- Blowout Location within the state of Texas Blowout Blowout (the United States)
- Coordinates: 30°26′50″N 98°34′39″W﻿ / ﻿30.44722°N 98.57750°W
- Country: United States
- State: Texas
- County: Blanco
- Elevation: 1,263 ft (385 m)
- Time zone: UTC-6 (Central (CST))
- • Summer (DST): UTC-5 (CDT)
- GNIS feature ID: 1379432

= Blowout, Texas =

Blowout is an unincorporated community in Blanco County, Texas, United States.

==History==
This community dates back to 1854 when a group of two-dozen homesteaders moved to the area from Kentucky and settled on the east side of Comanche Creek near Comanche Spring, about three miles below the origin of the creek. It began to grow into a community as more settlers arrived and moved upstream. The origin of the name "Blowout" is reported to be due to a bat guano explosion, when ammonia and other gases built up inside the cave and lightning struck its mouth. The cave was named Blowout Cave and was located on the east side of the creek and was home to 1,000 bats. There is little trace of the community today, as only several scattered houses are located among the rocky hills.

In 1875, the community had several businesses. A post office was established at Blowout that year and remained in operation until 1918. It ran through Fredericksburg to Willow City to Blowout. Mail was also delivered from nearby Burnet.

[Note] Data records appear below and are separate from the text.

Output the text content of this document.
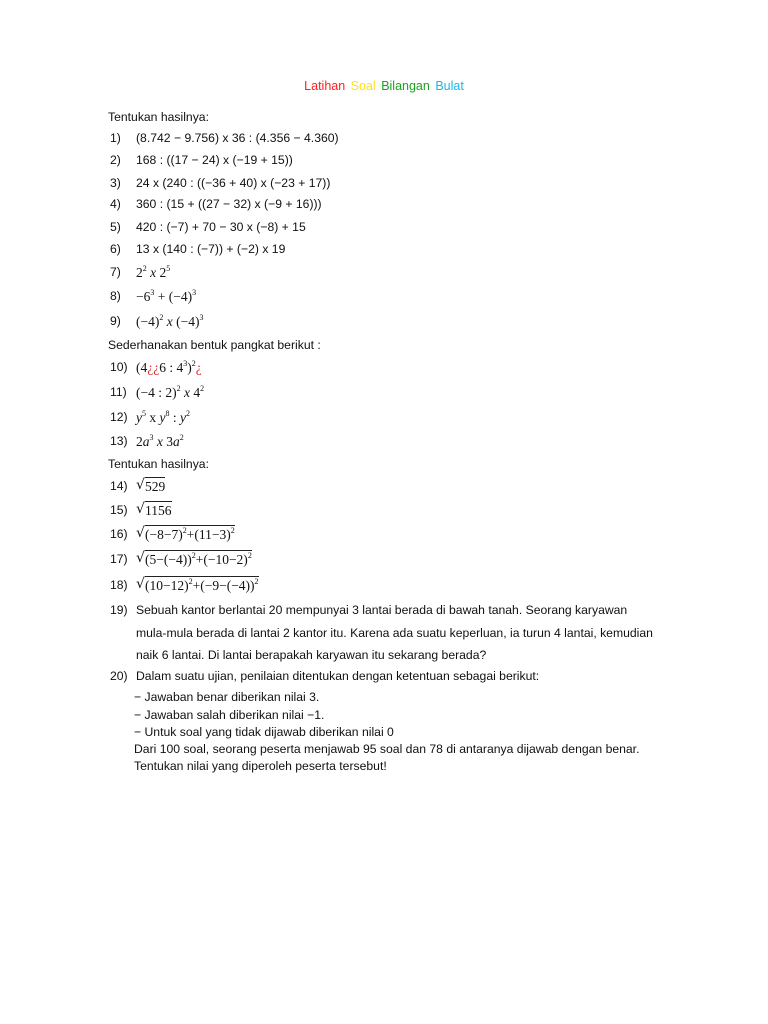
Latihan Soal Bilangan Bulat
Tentukan hasilnya:
1)	(8.742 − 9.756) x 36 : (4.356 − 4.360)
2)	168 : ((17 − 24) x (−19 + 15))
3)	24 x (240 : ((−36 + 40) x (−23 + 17))
4)	360 : (15 + ((27 − 32) x (−9 + 16)))
5)	420 : (−7) + 70 − 30 x (−8) + 15
6)	13 x (140 : (−7)) + (−2) x 19
7)	$2^2$ x $2^5$
8)	$-6^3 + (-4)^3$
9)	$(-4)^2$ x $(-4)^3$
Sederhanakan bentuk pangkat berikut :
10) (4¿¿6 : $4^3)^2¿$
11) (−4 : 2)$^2$ x $4^2$
12) $y^5$ x $y^8$ : $y^2$
13) $2a^3$ x $3a^2$
Tentukan hasilnya:
14) √ 529
15) √ 1156
16) √ $(-8-7)^2+(11-3)^2$
17) √ $(5-(-4))^2+(-10-2)^2$
18) √ $(10-12)^2+(-9-(-4))^2$
19) Sebuah kantor berlantai 20 mempunyai 3 lantai berada di bawah tanah. Seorang karyawan
mula-mula berada di lantai 2 kantor itu. Karena ada suatu keperluan, ia turun 4 lantai, kemudian
naik 6 lantai. Di lantai berapakah karyawan itu sekarang berada?
20) Dalam suatu ujian, penilaian ditentukan dengan ketentuan sebagai berikut:
− Jawaban benar diberikan nilai 3.
− Jawaban salah diberikan nilai −1.
− Untuk soal yang tidak dijawab diberikan nilai 0
Dari 100 soal, seorang peserta menjawab 95 soal dan 78 di antaranya dijawab dengan benar.
Tentukan nilai yang diperoleh peserta tersebut!
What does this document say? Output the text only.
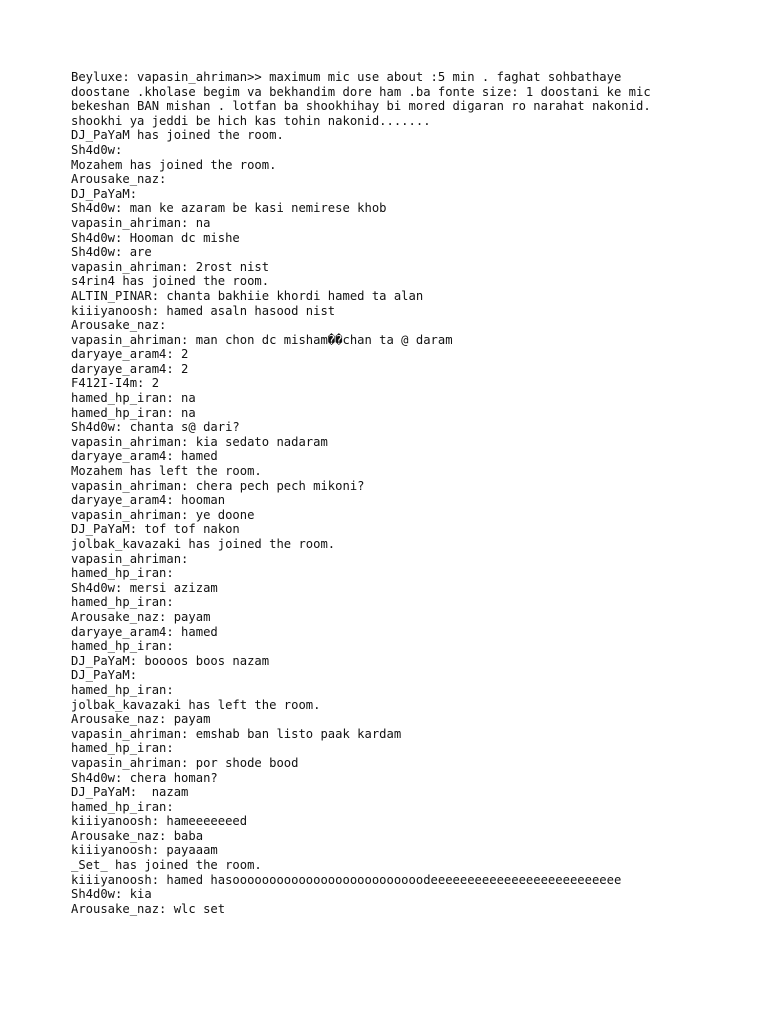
Beyluxe: vapasin_ahriman>> maximum mic use about :5 min . faghat sohbathaye
doostane .kholase begim va bekhandim dore ham .ba fonte size: 1 doostani ke mic
bekeshan BAN mishan . lotfan ba shookhihay bi mored digaran ro narahat nakonid.
shookhi ya jeddi be hich kas tohin nakonid.......
DJ_PaYaM has joined the room.
Sh4d0w:
Mozahem has joined the room.
Arousake_naz:
DJ_PaYaM:
Sh4d0w: man ke azaram be kasi nemirese khob
vapasin_ahriman: na
Sh4d0w: Hooman dc mishe
Sh4d0w: are
vapasin_ahriman: 2rost nist
s4rin4 has joined the room.
ALTIN_PINAR: chanta bakhiie khordi hamed ta alan
kiiiyanoosh: hamed asaln hasood nist
Arousake_naz:
vapasin_ahriman: man chon dc misham��chan ta @ daram
daryaye_aram4: 2
daryaye_aram4: 2
F412I-I4m: 2
hamed_hp_iran: na
hamed_hp_iran: na
Sh4d0w: chanta s@ dari?
vapasin_ahriman: kia sedato nadaram
daryaye_aram4: hamed
Mozahem has left the room.
vapasin_ahriman: chera pech pech mikoni?
daryaye_aram4: hooman
vapasin_ahriman: ye doone
DJ_PaYaM: tof tof nakon
jolbak_kavazaki has joined the room.
vapasin_ahriman:
hamed_hp_iran:
Sh4d0w: mersi azizam
hamed_hp_iran:
Arousake_naz: payam
daryaye_aram4: hamed
hamed_hp_iran:
DJ_PaYaM: boooos boos nazam
DJ_PaYaM:
hamed_hp_iran:
jolbak_kavazaki has left the room.
Arousake_naz: payam
vapasin_ahriman: emshab ban listo paak kardam
hamed_hp_iran:
vapasin_ahriman: por shode bood
Sh4d0w: chera homan?
DJ_PaYaM:  nazam
hamed_hp_iran:
kiiiyanoosh: hameeeeeeed
Arousake_naz: baba
kiiiyanoosh: payaaam
_Set_ has joined the room.
kiiiyanoosh: hamed hasoooooooooooooooooooooooooodeeeeeeeeeeeeeeeeeeeeeeeeee
Sh4d0w: kia
Arousake_naz: wlc set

There was one brief interruption when the creeks and rivers flooded due to heavy rain and when the mail carrier was arrested for "abstracting money". Settlers sold wagon loads of bat guano for fertilizer and appeared to have ended briefly, until local rancher Frank Lacy discovered gold in a nearby creek in 1896, thus causing a gold rush in the community.

==Geography==
Blowout is located 15 mi northwest of Johnson City in northwestern Blanco County.

==Education==
Blowout is served by the Johnson City Independent School District.

==Media==
- KTSN-FM, a radio station (88.9 FM) licensed to serve Blowout.